Giuseppe di Fazio: I think more and more that the last few years, as we all know, there's was an explosion of data in all realms and of course, the workplace and employees. And that is it's even more and the fact that with COVID, we have even more data than before. I'll give you the example of on a organizational network analysis were in the past if you want to build a you know a map of the organization, you could take a look at our outlook and see who's maybe home. If your phone system was tied to outlook or to another system, you could just figure out who's calling whom roughly, and get a good, good sense there. But, you know, some people may have real life meetings or walk by right? That all the informal part or connections that happen at the workplace, they were gone during COVID, especially moving moving to a virtual setting. So a lot more data was created on Zoom meetings, was pinged in home and a lot of slack and zoom. And so all those electronic interactions, there's just more and more, I don't think many companies have taking advantage of that in the sense of using that data to build a better view of the network. And central who is the connection between two teams? What seen that I really, really liked and that's something that Microsoft is working for quite some time is looking at your own specific use of your meetings, the downtime suggesting you should walk in these couple of hours, you should take some breaks, little nudges that in time. And of course, Microsoft's started working more and more with the way people are. We extend an employee data, modeling data and all of that. So that's something that I really saw. It's it's good for employees and for workers in general. Sometimes I get these Google reports on, hey, you kept checking emails after 11 p.m. for three days. What's going on kind of thing. So I think those those were are good uses of of people, analytics of data points that they can make everybody's life would be better now.
Patrick Canning: I'm afraid Giuseppe, where we're coming up on time. Are there any last words that you would like to add before we end?

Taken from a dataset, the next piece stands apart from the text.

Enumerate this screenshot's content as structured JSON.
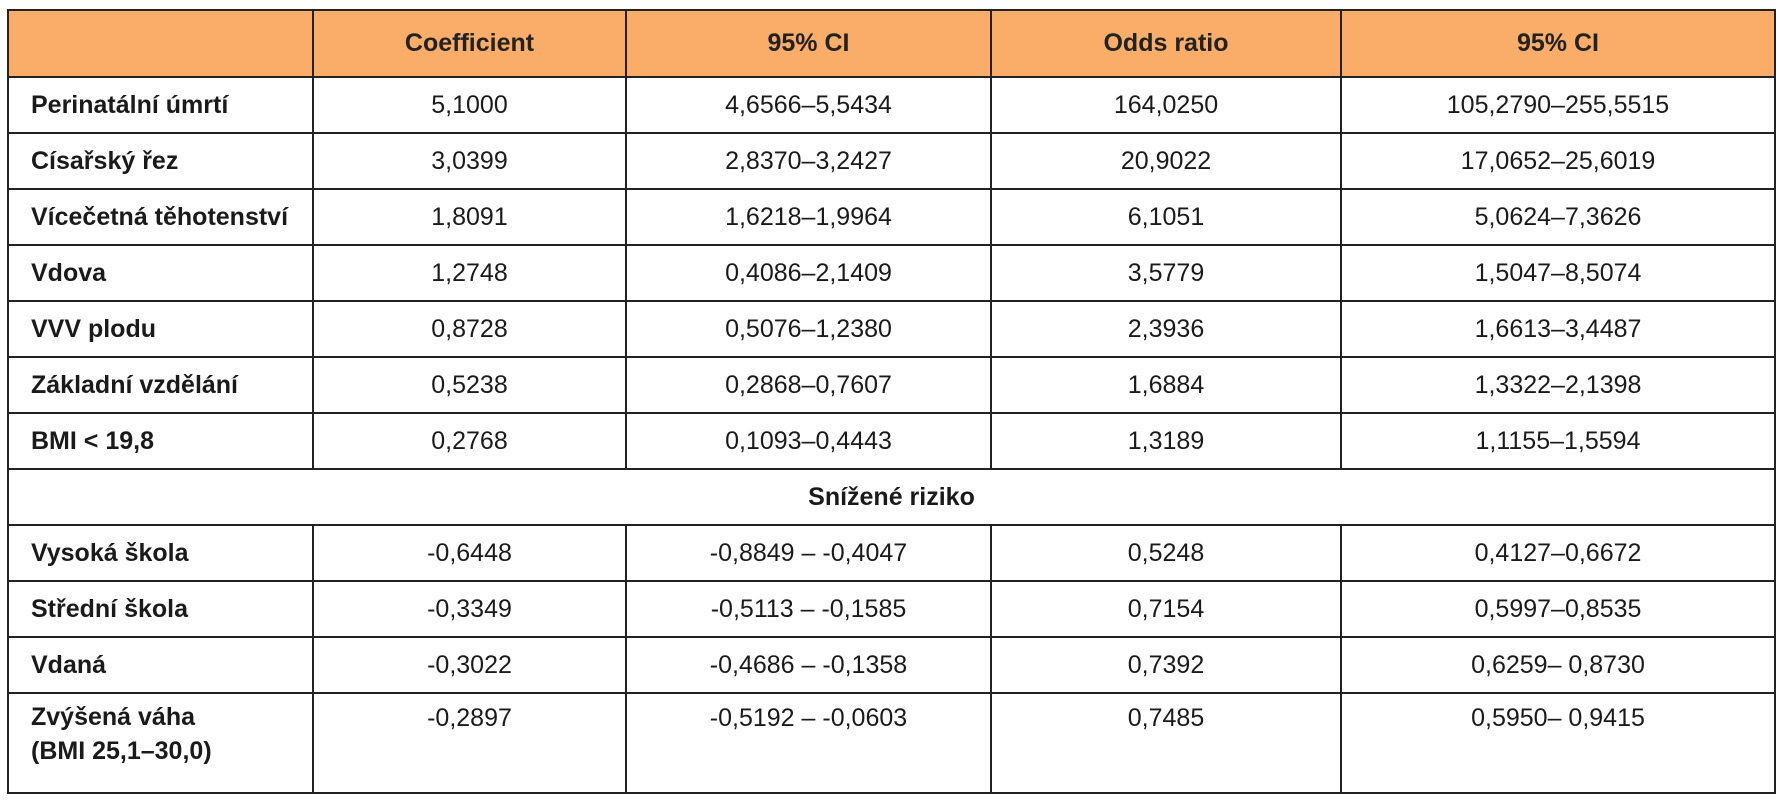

Giuseppe di Fazio: I just wanted to thank you for personally to chat is was really fun. I hope we can do it again in the future. Again, thank you for having me.
Patrick Canning: I, I hope so, too. So to wrap things up, I'd just like to thank you, Giuseppe, for, you know, taking the time and effort to have this conversation with all of us. And I'd also like to thank the audience for, for all of your questions and for for being here. And if you enjoyed this Shockwave Talk, please join us for the next one, which is on October 13th with Gabby Hoyos from NOTION. And that episode is going to be about building a culture of trust inside organizations. Once again, my name is Patrick and on behalf of Erudit, I would like to thank you all again for coming to this conversation. And I hope you all have a great day. Thank you.